Our tutor arrived almost last this week - very unusual for her, and looked somewhat surprised that we were all ready for her. Last weekend my wife and I visited Cotton Manor - just in time to see the bluebell wood in all it's spring glory, and I took quite a lot of photos, some of which I had printed out on A4 as possible subject matter. In the end I chose a photo of ducks, which we'd met along the way.

I'd just drawn the first outline of the main duck when Miss came along to inspect my work. She noticed some proportions weren't correct and pointed out my mistakes. But hang on a minute, these were my initial lines and I knew some were not right at this stage! She looked at me and made sure she had my attention before explaining how to get things in the right place by say, how many times the head would fit downwards into the body and how long the beak was in the photo compared to the head. You see, it's all a case of how large one part of the subject is in relation to another, and how some features line up vertically and horizontally. Then I got told to "Sharpen" my pencil. I felt put in my place, but didn't mind at all because our tutor knows how much I like doing potraits, and how her instruction will help me get a good likeness when I need it.

It took a long time for me to get the main duck right, and I had to result to squaring up in parts around the head. The smaller ducks in the background were there in the photo, only higher and I thought they would look good included in the painting. As I worked on the drawing, Miss walked by some distance away but glanced in my direction and booming across the room came the words "Sharpen your pencil Frank"! That was so funny!

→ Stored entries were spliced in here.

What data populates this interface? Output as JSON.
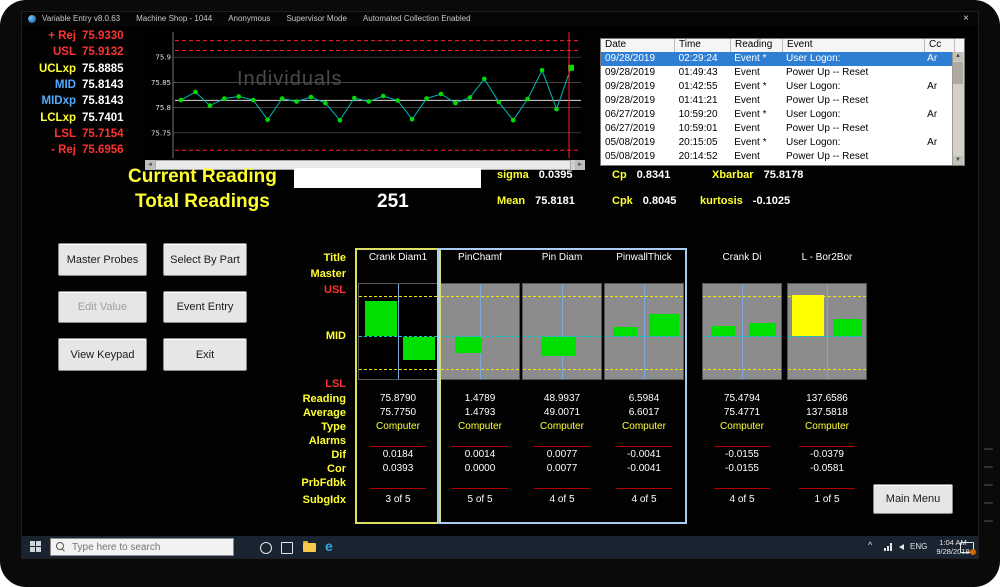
{
  "window": {
    "title_parts": [
      "Variable Entry v8.0.63",
      "Machine Shop - 1044",
      "Anonymous",
      "Supervisor Mode",
      "Automated Collection Enabled"
    ],
    "close_label": "×"
  },
  "limits_panel": {
    "rows": [
      {
        "label": "+ Rej",
        "value": "75.9330",
        "label_color": "#ff3232",
        "value_color": "#ff3232"
      },
      {
        "label": "USL",
        "value": "75.9132",
        "label_color": "#ff3232",
        "value_color": "#ff3232"
      },
      {
        "label": "UCLxp",
        "value": "75.8885",
        "label_color": "#ffff32",
        "value_color": "#ffffff"
      },
      {
        "label": "MID",
        "value": "75.8143",
        "label_color": "#55aaff",
        "value_color": "#ffffff"
      },
      {
        "label": "MIDxp",
        "value": "75.8143",
        "label_color": "#55aaff",
        "value_color": "#ffffff"
      },
      {
        "label": "LCLxp",
        "value": "75.7401",
        "label_color": "#ffff32",
        "value_color": "#ffffff"
      },
      {
        "label": "LSL",
        "value": "75.7154",
        "label_color": "#ff3232",
        "value_color": "#ff3232"
      },
      {
        "label": "- Rej",
        "value": "75.6956",
        "label_color": "#ff3232",
        "value_color": "#ff3232"
      }
    ]
  },
  "chart_data": {
    "type": "line",
    "watermark": "Individuals",
    "values": [
      75.815,
      75.831,
      75.804,
      75.818,
      75.822,
      75.815,
      75.776,
      75.818,
      75.812,
      75.821,
      75.809,
      75.775,
      75.819,
      75.812,
      75.823,
      75.814,
      75.777,
      75.818,
      75.827,
      75.809,
      75.82,
      75.857,
      75.811,
      75.775,
      75.817,
      75.874,
      75.797,
      75.879
    ],
    "ylim": [
      75.7,
      75.95
    ],
    "yticks": [
      {
        "value": 75.9,
        "label": "75.9"
      },
      {
        "value": 75.85,
        "label": "75.85"
      },
      {
        "value": 75.8,
        "label": "75.8"
      },
      {
        "value": 75.75,
        "label": "75.75"
      }
    ],
    "center_line": 75.8143,
    "usl": 75.9132,
    "lsl": 75.7154,
    "plus_rej": 75.933,
    "minus_rej": 75.6956,
    "point_color": "#00dd00",
    "line_color": "#00b8b8",
    "limit_color": "#ff2020"
  },
  "event_log": {
    "headers": [
      "Date",
      "Time",
      "Reading",
      "Event",
      "Cc"
    ],
    "rows": [
      {
        "date": "09/28/2019",
        "time": "02:29:24",
        "reading": "Event *",
        "event": "User Logon:",
        "cc": "Ar",
        "selected": true
      },
      {
        "date": "09/28/2019",
        "time": "01:49:43",
        "reading": "Event",
        "event": "Power Up -- Reset",
        "cc": "",
        "selected": false
      },
      {
        "date": "09/28/2019",
        "time": "01:42:55",
        "reading": "Event *",
        "event": "User Logon:",
        "cc": "Ar",
        "selected": false
      },
      {
        "date": "09/28/2019",
        "time": "01:41:21",
        "reading": "Event",
        "event": "Power Up -- Reset",
        "cc": "",
        "selected": false
      },
      {
        "date": "06/27/2019",
        "time": "10:59:20",
        "reading": "Event *",
        "event": "User Logon:",
        "cc": "Ar",
        "selected": false
      },
      {
        "date": "06/27/2019",
        "time": "10:59:01",
        "reading": "Event",
        "event": "Power Up -- Reset",
        "cc": "",
        "selected": false
      },
      {
        "date": "05/08/2019",
        "time": "20:15:05",
        "reading": "Event *",
        "event": "User Logon:",
        "cc": "Ar",
        "selected": false
      },
      {
        "date": "05/08/2019",
        "time": "20:14:52",
        "reading": "Event",
        "event": "Power Up -- Reset",
        "cc": "",
        "selected": false
      }
    ]
  },
  "readings": {
    "current_label": "Current Reading",
    "current_value": "",
    "total_label": "Total Readings",
    "total_value": "251"
  },
  "stats": [
    {
      "label": "sigma",
      "value": "0.0395"
    },
    {
      "label": "Cp",
      "value": "0.8341"
    },
    {
      "label": "Xbarbar",
      "value": "75.8178"
    },
    {
      "label": "Mean",
      "value": "75.8181"
    },
    {
      "label": "Cpk",
      "value": "0.8045"
    },
    {
      "label": "kurtosis",
      "value": "-0.1025"
    }
  ],
  "buttons": {
    "master_probes": "Master Probes",
    "select_by_part": "Select By Part",
    "edit_value": "Edit Value",
    "event_entry": "Event Entry",
    "view_keypad": "View Keypad",
    "exit": "Exit",
    "main_menu": "Main Menu"
  },
  "gauges": {
    "row_labels": [
      {
        "label": "Title",
        "color": "#ffff32"
      },
      {
        "label": "Master",
        "color": "#ffff32"
      },
      {
        "label": "USL",
        "color": "#ff3232"
      },
      {
        "label": "MID",
        "color": "#ffff32"
      },
      {
        "label": "LSL",
        "color": "#ff3232"
      },
      {
        "label": "Reading",
        "color": "#ffff32"
      },
      {
        "label": "Average",
        "color": "#ffff32"
      },
      {
        "label": "Type",
        "color": "#ffff32"
      },
      {
        "label": "Alarms",
        "color": "#ffff32"
      },
      {
        "label": "Dif",
        "color": "#ffff32"
      },
      {
        "label": "Cor",
        "color": "#ffff32"
      },
      {
        "label": "PrbFdbk",
        "color": "#ffff32"
      },
      {
        "label": "SubgIdx",
        "color": "#ffff32"
      }
    ],
    "channels": [
      {
        "title": "Crank Diam1",
        "reading": "75.8790",
        "average": "75.7750",
        "type": "Computer",
        "dif": "0.0184",
        "cor": "0.0393",
        "subgidx": "3 of 5",
        "chart_bg": "#000000",
        "bars": [
          {
            "x": 0.08,
            "w": 0.4,
            "dir": "up",
            "h": 0.72,
            "color": "#00e000"
          },
          {
            "x": 0.55,
            "w": 0.4,
            "dir": "down",
            "h": 0.52,
            "color": "#00e000"
          }
        ]
      },
      {
        "title": "PinChamf",
        "reading": "1.4789",
        "average": "1.4793",
        "type": "Computer",
        "dif": "0.0014",
        "cor": "0.0000",
        "subgidx": "5 of 5",
        "chart_bg": "#8c8c8c",
        "bars": [
          {
            "x": 0.18,
            "w": 0.32,
            "dir": "down",
            "h": 0.36,
            "color": "#00e000"
          }
        ]
      },
      {
        "title": "Pin Diam",
        "reading": "48.9937",
        "average": "49.0071",
        "type": "Computer",
        "dif": "0.0077",
        "cor": "0.0077",
        "subgidx": "4 of 5",
        "chart_bg": "#8c8c8c",
        "bars": [
          {
            "x": 0.22,
            "w": 0.44,
            "dir": "down",
            "h": 0.42,
            "color": "#00e000"
          }
        ]
      },
      {
        "title": "PinwallThick",
        "reading": "6.5984",
        "average": "6.6017",
        "type": "Computer",
        "dif": "-0.0041",
        "cor": "-0.0041",
        "subgidx": "4 of 5",
        "chart_bg": "#8c8c8c",
        "bars": [
          {
            "x": 0.1,
            "w": 0.3,
            "dir": "up",
            "h": 0.18,
            "color": "#00e000"
          },
          {
            "x": 0.55,
            "w": 0.38,
            "dir": "up",
            "h": 0.46,
            "color": "#00e000"
          }
        ]
      },
      {
        "title": "Crank Di",
        "reading": "75.4794",
        "average": "75.4771",
        "type": "Computer",
        "dif": "-0.0155",
        "cor": "-0.0155",
        "subgidx": "4 of 5",
        "chart_bg": "#8c8c8c",
        "bars": [
          {
            "x": 0.1,
            "w": 0.3,
            "dir": "up",
            "h": 0.2,
            "color": "#00e000"
          },
          {
            "x": 0.58,
            "w": 0.34,
            "dir": "up",
            "h": 0.28,
            "color": "#00e000"
          }
        ]
      },
      {
        "title": "L - Bor2Bor",
        "reading": "137.6586",
        "average": "137.5818",
        "type": "Computer",
        "dif": "-0.0379",
        "cor": "-0.0581",
        "subgidx": "1 of 5",
        "chart_bg": "#8c8c8c",
        "bars": [
          {
            "x": 0.05,
            "w": 0.4,
            "dir": "up",
            "h": 0.85,
            "color": "#ffff00"
          },
          {
            "x": 0.56,
            "w": 0.36,
            "dir": "up",
            "h": 0.35,
            "color": "#00e000"
          }
        ]
      }
    ]
  },
  "taskbar": {
    "search_placeholder": "Type here to search",
    "language": "ENG",
    "time": "1:04 AM",
    "date": "9/28/2019"
  }
}
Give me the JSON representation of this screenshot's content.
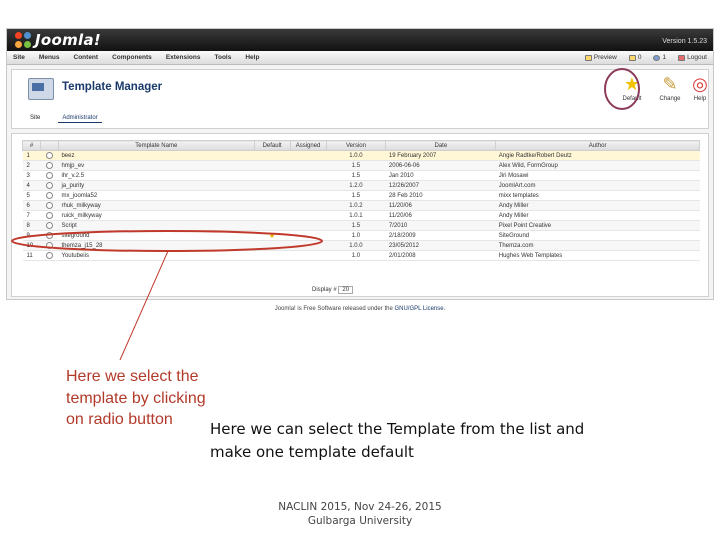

By the time the sketch was finished there wasn't a lot of time for paint, and I only got some shadows on the feathers and the orange beak done. Back at home the next day, I worked some more on the painting, finishing the main duck, then working on the others in the picture. It looked OK at this stage, but when I added the background, the main duck merged into it and it was clear that I added a little too much shading to the duck and made the background too similar a colour. To rectify this, I used ink to bring detail to the duck and a lot of the foreground, which gave more form to the bird. In the original photo, the gravel he is standing on is very dark and makes him stand out really well. This makes me think that if I applied a lot darker wash using another colour, he may stand out better than he does at present. But then the whole thing is likely to look overworked, and I am already past my comfortable time limit on this painting, so have decided to leave it for now.


  1. Frank, I love these weekly lessons. You have a way of taking us into your class with you and it's extremely enjoyable. If you ever fancy joining a forum mine for Beginners would absolutely love to follow this.

    I can see your dilemma with the background colouring. I've been trying to imagine how the duck looked before you added the pen. I often make the mistake of adding another wash and then regretting it because it looks overworked so I think you've done the right thing with this one. It's a lovely simple understated piece and I like it very much.

  2. Thanks for the constructive comments John, you've helped settle my mind a bit about the background. Trouble is, once you've put another wash on, there's no taking it off if it doesn't work. I think if you are going to be bold with watercolour, you have to do it first stroke.

    I've been looking at your forum and may take you up on your offer once I've seen how it all works.

  3. Oh Frank, I just love your stories! They never fail to amuse me! John is right; you do have a way of taking us along with you.
    Baring in mind that I am not qualified to give anyone advice, I think you have made the right decision to leave it right where it is. I almost always over work things and regret it! And besides, I love it just as it is. I would be delighted if I had painted it!

  4. Your duck looks so pleased with itself ! and the background ducks have 'attitude'.... it's great the way it is - with the light background... had it been dark, I think the whole lighthearted feeling that it gives would be gone.

  5. Sandra - I consider myself an amateur artist, so you have every qualification in giving me advice. You have been there and 'overworked' that, so I am listening when you say 'leave it right where it is'.

    Alice - I never twigged the 'attitude' thing with the background ducks, I think you are right, especially the one on the left who is really strutting his thing! Thanks for the advice on leaving it light.

    All - the overwhelming advice is clear, a light background it is.

  6. This is great Frank! As you know I love my geese and ducks and I certainly love yours .. super!

  7. Thanks Ingrid, hope you like hens, as they are in line for a painting!

  8. Had to come back to this as I've just enjoyed reading your post again. Might look out some of my many geese and duck photos, you've inspired me Frank. Nice to see Alice's post ... I do miss her lovely smiling face. I often wonder why she had to leave us ...

  9. Nice to think that I have inspired someone to paint, Ingrid. I have been busy doing other things lately instead of blogging, so I hadn't realised that Alice had gone. I'm sure she'll be back someday soon.